ティール組織移行後の離職率はほぼ0%
HOLISグループは、中部地方を中心に中古ゴルフ用具の買取・販売、貸衣裳、こども写真館、質屋、リサイクルショップ、書店、フィットネスジム、結婚相談所、訪問治療院、結婚式ムービー制作など、27の多様な事業を展開している。グループ全体の事業規模は60億円以上(2023年現在)。これだけの数の事業を展開し、500名超の雇用を抱えているにもかかわらず、マネジメント不要の自律分散型組織として機能しているのだ。
元々は地域で「すべての事業において一番」を目指していた典型的な中小企業だったが、二代目の片桐拓也さんが会社を引き継いで流れが変わった。
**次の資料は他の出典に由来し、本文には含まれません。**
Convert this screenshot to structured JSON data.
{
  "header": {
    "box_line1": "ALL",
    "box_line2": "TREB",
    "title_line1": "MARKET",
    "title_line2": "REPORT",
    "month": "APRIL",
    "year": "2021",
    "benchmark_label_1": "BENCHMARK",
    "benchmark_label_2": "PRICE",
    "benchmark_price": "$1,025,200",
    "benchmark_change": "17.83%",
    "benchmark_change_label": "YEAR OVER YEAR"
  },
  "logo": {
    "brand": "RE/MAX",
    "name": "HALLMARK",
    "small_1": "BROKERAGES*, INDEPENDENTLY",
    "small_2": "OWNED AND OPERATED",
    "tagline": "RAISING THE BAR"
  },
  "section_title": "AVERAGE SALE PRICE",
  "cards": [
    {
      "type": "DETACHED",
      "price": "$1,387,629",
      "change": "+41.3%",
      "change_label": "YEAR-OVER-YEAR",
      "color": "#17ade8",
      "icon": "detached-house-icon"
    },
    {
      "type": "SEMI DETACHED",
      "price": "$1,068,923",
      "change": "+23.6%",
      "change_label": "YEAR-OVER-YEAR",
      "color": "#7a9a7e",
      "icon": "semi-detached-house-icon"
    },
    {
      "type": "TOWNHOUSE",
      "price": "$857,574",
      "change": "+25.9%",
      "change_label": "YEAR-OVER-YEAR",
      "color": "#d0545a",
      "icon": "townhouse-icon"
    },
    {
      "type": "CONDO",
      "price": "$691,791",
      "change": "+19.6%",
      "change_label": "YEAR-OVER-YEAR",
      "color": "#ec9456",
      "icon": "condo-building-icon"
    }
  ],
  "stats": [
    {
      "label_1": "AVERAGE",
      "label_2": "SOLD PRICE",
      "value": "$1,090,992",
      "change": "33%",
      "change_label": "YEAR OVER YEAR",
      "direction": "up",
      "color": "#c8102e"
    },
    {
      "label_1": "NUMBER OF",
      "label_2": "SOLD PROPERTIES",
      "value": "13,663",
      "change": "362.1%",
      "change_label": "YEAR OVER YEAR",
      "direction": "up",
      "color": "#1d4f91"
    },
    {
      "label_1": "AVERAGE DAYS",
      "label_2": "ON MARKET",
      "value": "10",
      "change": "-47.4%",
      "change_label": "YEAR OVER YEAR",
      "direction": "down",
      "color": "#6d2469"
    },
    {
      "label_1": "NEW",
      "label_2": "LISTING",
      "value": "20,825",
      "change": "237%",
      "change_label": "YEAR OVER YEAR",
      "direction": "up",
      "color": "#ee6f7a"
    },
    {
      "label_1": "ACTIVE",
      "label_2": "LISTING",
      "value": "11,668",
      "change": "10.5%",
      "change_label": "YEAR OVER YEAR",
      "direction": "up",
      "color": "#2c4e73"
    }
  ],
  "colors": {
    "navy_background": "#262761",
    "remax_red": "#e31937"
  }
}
引き継いだ当時、事業は順調に拡大していたものの、各事業体の三ヵ年計画の立案や予実管理、マネジメント、さらには銀行からの資金調達など、片桐さんの業務は多岐にわたり「忙殺されていた」と当時を振り返る。
そんな折、ティール組織の存在を知った片桐さんは衝撃を受けた。ティール組織とは、上司と部下の関係が存在しない自律分散型組織のことを指す。役職はなく、会議もない。人から助言をもらうことはできても、最後に意思決定するのはメンバー自身だ。さらに、ティール組織では会社としての売上目標が存在しない。予算も存在しないため、既存の組織とは一線を画した組織形態と言える。
片桐さんは「自社をそのままティール組織化しても機能しない」と考え、利益を先に計上する「PROFIT FIRST」の概念と紐づけた。これが前述したステークホルダーへの分配の仕組みだ。この仕組みを付け加えることにより、片桐さんは独自のティール組織を開発した。HOLIS式ティール組織に移行した後の離職率は、ほぼ0%になりつつあるという。移行前の離職率が約10%だったことを踏まえると、大きな仕掛けの効果がわかるだろう。
重要指標だからこそ先に利益を決める
企業経営の公式は「売上-経費=利益」である。利益は最終的に残ったものであるはずだ。しかしながら、PROFIT FIRSTを採用するHOLIS式ティール組織の公式は「売上-利益=経費」になる。この公式に多くの読者は違和感を持つかもしれない。企業経営において最も重要な指標が利益だからこそ、先に求めたい利益を決めてしまえば、経費は必然的に導き出される──この考え方こそがPROFIT FIRSTのパラダイムなのである。この考え方を会計の仕組みに落とし込んだものが次の図だ。
利益口座には、最初に確保される利益を入金する。四半期に一度、残高の一定割合を社内預金者に配当として分配し、残りをM&Aや新規事業に投資するお金として取っておくそうだ。返済口座は、銀行からの借り入れがある場合に年間で返済する金額を入れておく口座。税金口座は法人税などを納めるための口座で、オーナー口座にはオーナーの役員報酬などを割り振り、最後に残った金額が経費となる。この経費口座に入ってきたお金の中で、賃料や給与、社会保険、消費税の支払いはもちろん、マーケティング活動や勉強会の費用をやりくりする仕組みだ。
経費口座で残ったお金を分配金として事業に関わるメンバーへ分配する仕組みもある。四半期に一度、経費口座残高の4分の1を従業員に分配し、4分の3は次回へ繰り越す。たとえば経費口座残高が400万円で、従業員の平均基本給合計が100万円の場合、従業員には基本給1ヵ月分相当の分配金が入ることになる。この仕組みが従業員の経費削減を促すことは説明するまでもないだろう。